Case Name: Jay O. Bechard, Appellant, v. Monty's Bay Recreation, Inc., Respondent
Court: New York Supreme Court, Appellate Division
Jurisdiction: New York
Decision Date: 2015-06-04
Citations: 129 A.D.3d 1187
Docket Number: 
Parties: Jay O. Bechard, Appellant, v Monty’s Bay Recreation, Inc., Respondent.
Judges: Lahtinen, J.R, McCarthy and Garry, JJ., concur.
Reporter: Appellate Division Reports
Volume: 129
Pages: 1187–1189

Head Matter:
Jay O. Bechard, Appellant, v Monty’s Bay Recreation, Inc., Respondent.
[11 NYS3d 695]

Opinion:
Rose, J.
Appeal from an order of the Supreme Court (Muller, J.), entered January 8, 2014 in Clinton County, which, among other things, granted defendant's cross motion to dismiss the action.
Defendant issued promissory notes to plaintiff in 1990 and 1991 in the amounts of $3,000 and $10,000, respectively, each payable in one year.
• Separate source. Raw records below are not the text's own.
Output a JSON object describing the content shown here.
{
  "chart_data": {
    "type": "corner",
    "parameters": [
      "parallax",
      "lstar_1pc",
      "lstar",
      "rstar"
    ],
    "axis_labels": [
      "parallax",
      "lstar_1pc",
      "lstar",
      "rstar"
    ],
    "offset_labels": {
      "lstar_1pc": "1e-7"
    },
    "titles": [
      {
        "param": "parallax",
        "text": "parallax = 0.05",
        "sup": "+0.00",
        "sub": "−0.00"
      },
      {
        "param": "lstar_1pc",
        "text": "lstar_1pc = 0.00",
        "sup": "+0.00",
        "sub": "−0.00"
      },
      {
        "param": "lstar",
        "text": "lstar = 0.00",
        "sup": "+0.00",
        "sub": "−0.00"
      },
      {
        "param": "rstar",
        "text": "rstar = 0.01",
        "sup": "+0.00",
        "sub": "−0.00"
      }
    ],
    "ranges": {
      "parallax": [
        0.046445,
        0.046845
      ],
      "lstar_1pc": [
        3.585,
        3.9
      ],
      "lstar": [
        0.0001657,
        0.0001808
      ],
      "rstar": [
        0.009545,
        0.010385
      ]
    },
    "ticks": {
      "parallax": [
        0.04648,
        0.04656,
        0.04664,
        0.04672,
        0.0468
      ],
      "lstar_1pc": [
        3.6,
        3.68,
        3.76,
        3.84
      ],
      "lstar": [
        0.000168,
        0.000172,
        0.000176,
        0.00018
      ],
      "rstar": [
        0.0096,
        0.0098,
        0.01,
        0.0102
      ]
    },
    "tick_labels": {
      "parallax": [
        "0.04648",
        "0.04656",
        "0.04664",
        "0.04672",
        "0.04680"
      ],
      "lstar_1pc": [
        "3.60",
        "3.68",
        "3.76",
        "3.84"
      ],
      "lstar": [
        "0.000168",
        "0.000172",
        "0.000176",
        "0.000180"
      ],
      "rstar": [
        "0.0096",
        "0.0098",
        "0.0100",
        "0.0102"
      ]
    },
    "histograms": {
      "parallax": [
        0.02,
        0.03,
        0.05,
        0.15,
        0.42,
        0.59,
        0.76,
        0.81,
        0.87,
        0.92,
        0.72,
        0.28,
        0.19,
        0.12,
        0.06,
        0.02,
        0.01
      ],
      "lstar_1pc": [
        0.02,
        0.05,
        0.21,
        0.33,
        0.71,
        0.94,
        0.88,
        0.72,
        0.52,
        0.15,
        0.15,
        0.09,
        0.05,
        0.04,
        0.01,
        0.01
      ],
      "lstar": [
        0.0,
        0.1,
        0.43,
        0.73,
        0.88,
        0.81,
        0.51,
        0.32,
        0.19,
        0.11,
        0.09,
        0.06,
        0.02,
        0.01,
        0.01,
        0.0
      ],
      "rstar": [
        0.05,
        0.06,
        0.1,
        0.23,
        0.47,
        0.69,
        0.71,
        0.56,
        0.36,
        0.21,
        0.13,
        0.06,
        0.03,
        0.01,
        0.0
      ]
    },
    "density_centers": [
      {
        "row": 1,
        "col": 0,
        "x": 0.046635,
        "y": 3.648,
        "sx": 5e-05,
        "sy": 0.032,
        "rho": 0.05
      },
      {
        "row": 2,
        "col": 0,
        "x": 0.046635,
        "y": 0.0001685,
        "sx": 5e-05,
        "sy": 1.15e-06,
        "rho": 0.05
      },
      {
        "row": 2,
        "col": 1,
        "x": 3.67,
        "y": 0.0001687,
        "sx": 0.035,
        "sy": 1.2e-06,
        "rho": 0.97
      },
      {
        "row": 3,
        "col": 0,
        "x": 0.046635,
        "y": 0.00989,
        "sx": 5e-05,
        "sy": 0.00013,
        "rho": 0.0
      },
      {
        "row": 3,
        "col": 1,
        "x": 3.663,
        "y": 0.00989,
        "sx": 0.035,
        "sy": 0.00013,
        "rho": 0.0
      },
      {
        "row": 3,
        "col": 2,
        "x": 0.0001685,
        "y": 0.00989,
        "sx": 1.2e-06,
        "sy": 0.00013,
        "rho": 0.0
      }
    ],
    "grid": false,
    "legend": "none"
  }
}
When defendant then issued a note to Key Bank for $330,000 in 1992 (hereinafter the 1992 note), plaintiff executed a standby agreement whereby he agreed to forgo enforcement of his notes until "payment in full of the indebtedness evidenced by the [1992 note]." In 2005, defendant sought additional financing and, because it still owed approximately $169,000 on the 1992 note, it issued a new, consolidated note and entered into a Consolidation, Extension and Modification Agreement (hereinafter CEMA) with Key Bank extending the mortgage securing the 1992 note and consolidating it with two other mortgages.
In 2013, plaintiff commenced this action by filing a motion for summary judgment in lieu of complaint seeking to recover the amounts due under his promissory notes (see CPLR 3213), and defendant cross-moved for, among other things, dismissal of the action as untimely pursuant to CPLR 3211 (a) (5). Supreme Court concluded that, although the standby agreement had tolled the statute of limitations within which to enforce plaintiff's notes, the 2005 CEMA extinguished the 1992 note and mortgage, thereby releasing plaintiff from his standby agreement and starting the statute of limitations running again. Accordingly, Supreme Court determined that the six-year statute of limitations to enforce plaintiff's notes had elapsed prior to the commencement of the action (see CPLR 213 [2]). It therefore denied plaintiff's motion and granted defendant's cross motion to dismiss. Plaintiff appeals.
We agree with plaintiff that the plain language of the CEMA does not support Supreme Court's conclusion that the CEMA extinguished the 1992 note and thereby recommenced the running of the statute of limitations. "It is well established that a subsequent note does not discharge the original indebtedness secured unless there is an express agreement between the par ties" (Bank of New York v Cerasaro, 98 AD2d 902, 903 [1983] [citations omitted]; see Matter of Manufacturers & Traders Trust Co. v Myers, 38 AD3d 965, 965 [2007], lv dismissed 8 NY3d 1019 [2007]; Home & City Sav. Bank v Sperrazza, 204 AD2d 836, 836-837 [1994]). Defendant points to no express agreement and cites no authority supporting its claim that the CEMA operated to extinguish the 1992 note. Rather, the record makes clear that defendant still owed approximately $169,000 on the 1992 note at the time that the CEMA was executed. That debt was consolidated with two other debts into a new note and the mortgage liens were "coordinated, consolidated, combined and extended" to form a single lien. "Where, as here, balances of first mortgage loans are increased with second mortgage loans and CEMAs are executed to consolidate the mortgages into single liens, the first notes and mortgages still exist" (Benson v Deutsche Bank Natl. Trust, Inc., 109 AD3d 495, 498 [2013] [citation omitted]). Accordingly, defendant has failed to establish that the CEMA recommenced the statute of limitations to enforce the notes.
To the extent that defendant argues, in the alternative, that the standby agreement is still in effect and, thus, the action is premature, the record reveals the existence of factual issues precluding a ruling on this issue as a matter of law. Finally, given these issues and the issues raised by defendant with respect to the enforceability of plaintiffs notes, we cannot agree with plaintiffs claim that he is entitled to summary judgment in his favor.
Lahtinen, J.R, McCarthy and Garry, JJ., concur.
Ordered that the order is modified, on the law, without costs, by reversing so much thereof as granted defendant's cross motion to dismiss on the basis of CPLR 3211 (a) (5); said cross motion denied; and, as so modified, affirmed.
The parties were previously before this Court in connection with plaintiff's action to recover on another promissory note from defendant (Bechard v Monty's Bay Recreation, Inc., 35 AD3d 1131 [2006]).